The Texas state motto is friendship, and even across the political divide in our state Legislature, Texans should hope that everyone is acting in that sense of good faith. It’s hard to maintain that political optimism after reading last week’s opinion by the U.S. Court of Appeals for the 5th Circuit explaining how Texas’ voter ID law violates the Voting Rights Act. The Legislature passed SB 14, the law in question, in 2011 allegedly with the intent of combatting in-person voter fraud by creating strict limits on the types of identification that can be accepted at voting locations. Before this law, Texans had to present their voter registration card or sign an affidavit while showing one of multiple forms of identification, such as a driver’s license or bank statement. Was there rampant fraud under this system? No, and Texas legislators knew it. “Ballot integrity is undoubtedly a worthy goal,” Justice Catharina Haynes wrote for the court. “But the evidence before the Legislature was that in-person voting, the only concern addressed by SB 14, yielded only two convictions for in-person voter impersonation fraud out of 20 million votes cast in the decade leading up to SB 14’s passage.”
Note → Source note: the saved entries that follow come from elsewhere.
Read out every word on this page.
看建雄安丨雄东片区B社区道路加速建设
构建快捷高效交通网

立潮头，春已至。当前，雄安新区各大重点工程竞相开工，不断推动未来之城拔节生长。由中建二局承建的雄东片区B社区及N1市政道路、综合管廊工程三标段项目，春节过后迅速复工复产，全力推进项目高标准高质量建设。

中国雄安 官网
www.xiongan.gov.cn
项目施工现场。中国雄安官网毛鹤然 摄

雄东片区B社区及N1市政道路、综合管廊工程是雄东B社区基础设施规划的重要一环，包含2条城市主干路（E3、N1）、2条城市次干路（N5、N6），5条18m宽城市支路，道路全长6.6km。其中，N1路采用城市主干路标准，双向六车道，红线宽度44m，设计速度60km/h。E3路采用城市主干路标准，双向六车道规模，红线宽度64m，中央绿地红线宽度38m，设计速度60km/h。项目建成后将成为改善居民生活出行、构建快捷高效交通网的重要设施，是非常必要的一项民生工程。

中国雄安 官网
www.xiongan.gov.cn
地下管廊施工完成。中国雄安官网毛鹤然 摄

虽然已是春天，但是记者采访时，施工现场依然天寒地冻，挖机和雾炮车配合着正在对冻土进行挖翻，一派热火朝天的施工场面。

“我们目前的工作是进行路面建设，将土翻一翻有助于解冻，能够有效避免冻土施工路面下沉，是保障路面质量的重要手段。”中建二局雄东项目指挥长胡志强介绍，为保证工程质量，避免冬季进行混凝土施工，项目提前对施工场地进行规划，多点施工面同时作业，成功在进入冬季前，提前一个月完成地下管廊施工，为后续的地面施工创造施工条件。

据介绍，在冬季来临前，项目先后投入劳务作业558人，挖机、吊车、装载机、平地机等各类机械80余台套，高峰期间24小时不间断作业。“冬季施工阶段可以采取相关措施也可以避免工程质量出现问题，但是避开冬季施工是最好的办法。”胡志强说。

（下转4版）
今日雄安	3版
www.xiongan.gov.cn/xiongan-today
Would this bill uniquely burden voters who had historically been denied access to the ballot box? Yes, and Texas legislators knew that, too. “The record shows that drafters and proponents of SB 14 were aware of the likely disproportionate effect of the law on minorities, and that they nonetheless passed the bill without adopting a number of proposed ameliorative measures that might have lessened this impact,” wrote Haynes, who was appointed to her position by President George W. Bush.
The opinion even pointed out that state Sen. Troy Fraser, R-Horseshoe Bay, testified at the time that the “Voting Rights Act has outlived its useful life.”
If there was no problem to fix, then we can only imagine two reasons why legislators were promoting this bill. At worst, they were actively trying to suppress minority voters. At best, they were promoting voter ID not as a tool to improve our voting system, but as a cudgel to strike fear and conspiracy into the hearts of Texans.